Motivation: awk is a programming language designed for text processing. It can be a quick and efficient way to quickly parse through and process textual data. While Python and R definitely have their place in the data science world, it can be extremely satisfying to perform an operation extremely quickly using something like awk.

Context: This is the second of three projects where we introduce awk. awk is a powerful tool that can be used to perform a variety of the tasks that we’ve previously used other UNIX utilities for. After this project, we will continue to utilize all of the utilities, and bash scripts, to perform tasks in a repeatable manner.

Scope: awk, UNIX utilities

Learning Objectives
  • Use awk to process and manipulate textual data.

  • Use piping and redirection within the terminal to pass around data between utilities.

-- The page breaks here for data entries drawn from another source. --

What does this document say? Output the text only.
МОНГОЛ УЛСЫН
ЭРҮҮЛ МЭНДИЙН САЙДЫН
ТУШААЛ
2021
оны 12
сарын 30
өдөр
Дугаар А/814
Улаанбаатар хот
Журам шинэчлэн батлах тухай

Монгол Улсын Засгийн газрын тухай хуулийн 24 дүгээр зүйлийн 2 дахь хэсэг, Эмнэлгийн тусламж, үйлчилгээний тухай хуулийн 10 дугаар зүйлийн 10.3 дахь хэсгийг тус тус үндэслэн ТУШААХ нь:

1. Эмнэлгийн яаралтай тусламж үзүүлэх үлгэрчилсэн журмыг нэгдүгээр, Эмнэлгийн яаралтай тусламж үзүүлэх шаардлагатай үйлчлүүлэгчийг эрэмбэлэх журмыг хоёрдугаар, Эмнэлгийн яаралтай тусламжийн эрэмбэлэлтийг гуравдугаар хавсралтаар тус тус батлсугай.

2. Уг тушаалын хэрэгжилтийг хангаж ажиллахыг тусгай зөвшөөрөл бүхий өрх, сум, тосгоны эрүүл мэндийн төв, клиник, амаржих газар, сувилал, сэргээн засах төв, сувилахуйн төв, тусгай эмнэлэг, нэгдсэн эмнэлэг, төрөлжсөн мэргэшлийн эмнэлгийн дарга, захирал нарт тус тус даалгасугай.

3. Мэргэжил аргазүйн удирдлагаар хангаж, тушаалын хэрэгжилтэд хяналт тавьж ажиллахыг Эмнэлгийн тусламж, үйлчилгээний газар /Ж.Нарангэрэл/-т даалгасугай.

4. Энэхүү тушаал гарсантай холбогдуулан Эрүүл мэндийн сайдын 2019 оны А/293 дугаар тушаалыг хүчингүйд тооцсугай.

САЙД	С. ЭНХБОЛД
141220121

Make sure to read about, and use the template found here, and the important information about projects submissions here.

Dataset(s)

The following questions will use the following dataset(s):

  • /anvil/projects/tdm/data/craigslist/vehicles_clean.txt

  • /anvil/projects/tdm/data/donorschoose/Donations.csv

  • /anvil/projects/tdm/data/whin/weather.csv

Questions

Question 1

Use awk to determine how many columns and rows are in the following dataset: /anvil/projects/tdm/data/craigslist/vehicles_clean.txt.

Make sure the output is formatted as follows.

output
rows: 12345
columns: 12345
Items to submit
  • Code used to solve this problem.

  • Output from running the code.

Question 2

What are the possible "conditions" of the vehicles being sold: /anvil/projects/tdm/data/craigslist/vehicles_clean.txt? Use awk to answer this question. How many cars of each condition are in the dataset? Make sure to format the output as follows.

output
Condition Number of cars
--------- --------------
AAA       12345
bb        99999
Items to submit
  • Code used to solve this problem.

  • Output from running the code.

Question 3

Use awk to determine the years (for example, 2020, 2021, etc) of the donations in the dataset: /anvil/projects/tdm/data/donorschoose/Donations.csv?

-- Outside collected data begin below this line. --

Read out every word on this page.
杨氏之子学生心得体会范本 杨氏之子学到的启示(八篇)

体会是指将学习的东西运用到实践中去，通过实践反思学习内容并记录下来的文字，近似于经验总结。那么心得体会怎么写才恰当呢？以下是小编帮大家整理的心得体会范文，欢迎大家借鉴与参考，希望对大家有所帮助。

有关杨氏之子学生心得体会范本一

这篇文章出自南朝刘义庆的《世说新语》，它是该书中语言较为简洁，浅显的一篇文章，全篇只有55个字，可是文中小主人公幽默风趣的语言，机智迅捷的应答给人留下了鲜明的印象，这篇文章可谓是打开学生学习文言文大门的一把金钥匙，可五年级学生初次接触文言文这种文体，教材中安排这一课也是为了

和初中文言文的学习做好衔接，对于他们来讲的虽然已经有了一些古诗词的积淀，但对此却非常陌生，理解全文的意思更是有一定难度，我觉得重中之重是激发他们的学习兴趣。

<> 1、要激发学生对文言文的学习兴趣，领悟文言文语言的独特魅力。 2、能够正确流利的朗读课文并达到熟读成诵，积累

The substr function in awk will be useful.

Items to submit
  • Code used to solve this problem.

  • Output from running the code.

Question 4

Use awk to determine the total donations (in dollars) by year: /anvil/projects/tdm/data/donorschoose/Donations.csv?

Use printf and the unix column utility to format the output as follows.

output
Year Donations in dollars
2020 $1234.56
2021 $9999.99
Items to submit
  • Code used to solve this problem.

  • Output from running the code.

Question 5

Use awk to determine the average temperature_high by month: /anvil/projects/tdm/data/whin/weather.csv. Make sure the output is sorted by month (you can use sort for that). If you are feeling adventurous, try and use awk to output a horizontal bar plot using just ascii and awk. This last part is not required, but could be fun.

Items to submit
  • Code used to solve this problem.

  • Output from running the code.

Please make sure to double check that your submission is complete, and contains all of your code and output before submitting. If you are on a spotty internet connection, it is recommended to download your submission after submitting it to make sure what you think you submitted, was what you actually submitted.

In addition, please review our submission guidelines before submitting your project.